FREE Data Science Basic Questions and Answers
Which of these doesn't happen throughout the data science process?
While effective communication is essential to the data science process in order to communicate insights and results to stakeholders, it is not usually regarded as a separate step within the data science workflow. Instead, it is referred to as "communication building." In the data science process, the other choices—Operationalize, Model planning, and Discovery—are crucial.
How many groups in total can data be characterized?
There are two types of data: structured and unstructured.
Structured data is data that has been formatted and arranged according to a predetermined scheme, such spreadsheets and databases.
Unstructured data, which includes written documents, photos, and videos, is information that lacks a predetermined format or organization.
Which architectural design is also referred to as a systolic array?
In the context of computing, "systolic arrays" particularly refer to a kind of parallel computing architecture in which data is regularly and synchronously transferred among a network of processing nodes. In fact, MISD (Multiple Instruction, Single Data) is more closely related to this architecture than SIMD. The MISD (Multiple Instruction, Single Data) architecture is frequently referred to as "systolic arrays".
A _________ representation of data is called a column.
In a spreadsheet or data table, a column is organized vertically, with each entry extending down one column. It is simple to compare values inside the same variable or feature thanks to this vertical structure.
Choose the following and note which one has a reduction in dimensionality.
Collinearity is frequently reduced using dimensionality reduction techniques like Principal Component Analysis (PCA) or Singular Value Decomposition (SVD). When two or more features in a dataset are highly correlated, it is referred to as collinearity. This can cause problems with model estimation, interpretation of individual
Dimensionality reduction helps reduce collinearity by converting the original features into a lower-dimensional space while maintaining significant information and lowering the correlation between features.
What language is utilized in the field of data science?
The field of data science uses Ruby. R is the most widely used language in data science among the options given.
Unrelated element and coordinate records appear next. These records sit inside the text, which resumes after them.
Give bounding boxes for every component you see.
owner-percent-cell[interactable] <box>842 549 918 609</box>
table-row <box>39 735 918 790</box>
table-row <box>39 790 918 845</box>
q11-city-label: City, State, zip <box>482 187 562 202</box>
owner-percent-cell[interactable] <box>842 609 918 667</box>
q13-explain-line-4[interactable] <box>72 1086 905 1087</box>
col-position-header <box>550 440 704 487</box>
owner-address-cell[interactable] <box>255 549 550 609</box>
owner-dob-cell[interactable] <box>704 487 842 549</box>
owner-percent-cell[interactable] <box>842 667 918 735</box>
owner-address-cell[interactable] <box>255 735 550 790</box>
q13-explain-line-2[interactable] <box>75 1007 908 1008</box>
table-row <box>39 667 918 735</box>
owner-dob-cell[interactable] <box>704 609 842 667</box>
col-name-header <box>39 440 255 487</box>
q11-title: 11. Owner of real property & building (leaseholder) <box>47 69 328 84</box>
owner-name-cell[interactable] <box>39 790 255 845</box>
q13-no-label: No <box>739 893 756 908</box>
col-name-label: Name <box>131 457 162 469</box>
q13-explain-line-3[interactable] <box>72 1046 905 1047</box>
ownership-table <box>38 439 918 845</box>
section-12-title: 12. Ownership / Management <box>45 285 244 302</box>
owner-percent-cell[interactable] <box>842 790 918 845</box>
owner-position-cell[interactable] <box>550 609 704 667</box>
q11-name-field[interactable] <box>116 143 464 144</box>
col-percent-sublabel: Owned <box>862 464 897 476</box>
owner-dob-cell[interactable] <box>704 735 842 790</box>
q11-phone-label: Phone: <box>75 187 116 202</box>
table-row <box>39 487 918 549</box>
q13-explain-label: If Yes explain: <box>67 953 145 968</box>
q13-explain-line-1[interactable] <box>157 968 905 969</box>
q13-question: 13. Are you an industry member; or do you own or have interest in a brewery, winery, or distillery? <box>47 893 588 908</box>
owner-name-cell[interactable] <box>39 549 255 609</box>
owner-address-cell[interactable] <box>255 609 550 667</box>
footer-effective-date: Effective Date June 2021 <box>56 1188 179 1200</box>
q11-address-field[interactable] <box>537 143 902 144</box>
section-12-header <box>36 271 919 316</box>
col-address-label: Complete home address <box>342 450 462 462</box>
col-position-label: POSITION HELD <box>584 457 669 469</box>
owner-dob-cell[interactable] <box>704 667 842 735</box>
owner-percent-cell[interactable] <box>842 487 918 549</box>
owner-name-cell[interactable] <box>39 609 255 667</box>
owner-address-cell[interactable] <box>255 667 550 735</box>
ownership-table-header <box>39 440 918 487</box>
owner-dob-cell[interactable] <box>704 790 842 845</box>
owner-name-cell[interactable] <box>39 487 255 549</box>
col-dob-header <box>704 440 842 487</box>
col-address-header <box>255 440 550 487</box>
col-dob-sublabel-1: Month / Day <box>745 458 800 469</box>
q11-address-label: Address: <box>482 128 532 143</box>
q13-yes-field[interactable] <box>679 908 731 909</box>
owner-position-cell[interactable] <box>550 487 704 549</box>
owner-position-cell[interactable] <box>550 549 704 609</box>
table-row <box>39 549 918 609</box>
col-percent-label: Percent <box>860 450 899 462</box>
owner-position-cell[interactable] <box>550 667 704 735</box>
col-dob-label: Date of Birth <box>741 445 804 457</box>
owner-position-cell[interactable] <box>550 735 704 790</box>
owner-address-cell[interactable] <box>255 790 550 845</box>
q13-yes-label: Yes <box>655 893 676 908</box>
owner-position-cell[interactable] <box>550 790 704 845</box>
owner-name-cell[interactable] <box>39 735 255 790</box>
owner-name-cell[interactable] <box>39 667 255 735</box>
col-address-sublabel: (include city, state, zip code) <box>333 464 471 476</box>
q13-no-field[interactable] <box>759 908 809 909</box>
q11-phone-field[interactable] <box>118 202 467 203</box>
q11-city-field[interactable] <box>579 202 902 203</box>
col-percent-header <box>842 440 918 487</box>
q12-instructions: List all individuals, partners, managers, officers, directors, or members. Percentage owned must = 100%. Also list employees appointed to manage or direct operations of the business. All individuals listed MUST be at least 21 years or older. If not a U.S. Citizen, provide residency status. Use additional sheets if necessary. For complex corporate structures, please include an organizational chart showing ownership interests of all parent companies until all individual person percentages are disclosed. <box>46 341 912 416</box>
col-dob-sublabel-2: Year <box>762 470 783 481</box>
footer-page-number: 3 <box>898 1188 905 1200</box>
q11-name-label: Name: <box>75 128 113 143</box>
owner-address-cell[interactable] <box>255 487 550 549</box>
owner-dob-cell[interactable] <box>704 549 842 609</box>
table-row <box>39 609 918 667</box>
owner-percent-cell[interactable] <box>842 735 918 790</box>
R is a popular choice for data analysis and visualization activities since it was created expressly for statistical computation and graphics, even if other languages like Python and SQL are also widely used in data science.
Find the clustering technique that accounts for data variance.
Gaussian Mixture Model (GMM) clustering clearly accounts for variance in the data. GMM considers each cluster as a Gaussian distribution with its own mean and covariance matrix, allowing for more variable cluster forms and handling variance in the data, in contrast to K-means, which reduces within-cluster variance.
Select if the following assertion is accurate or not:
Unstructured information isn't arranged. Unstructured data can nonetheless exhibit internal organization and patterns even though it may not have the same predetermined structure as structured data. Text documents, for instance, might have phrases, paragraphs, and words, whereas images might have specific patterns or visual elements. As a result, although not in the same structured manner as structured data, unstructured data can nevertheless be organized.
What does the K imply algorithm's K stand for?
The K mean algorithm uses K to represent the number of iterations.
"Which machine learning algorithm uses the bagging concept as its foundation?"
An ensemble learning technique called Random Forest "bagging" combines several decision trees. In order to increase accuracy and resilience, bagging entails training each decision tree on a different subset of the training set and then combining their predictions. Thus, among the possibilities given, Random Forest is the best option.
Select the appropriate data science components.
All of the above, Domain expertise aids in comprehending the context and requirements of the problem being solved; data engineering entails the collection, cleaning, and processing of data; and advanced computing refers to the application of complex algorithms and computational techniques to analyze and extract insights from the data. All of the aforementioned components are crucial to the field of data science.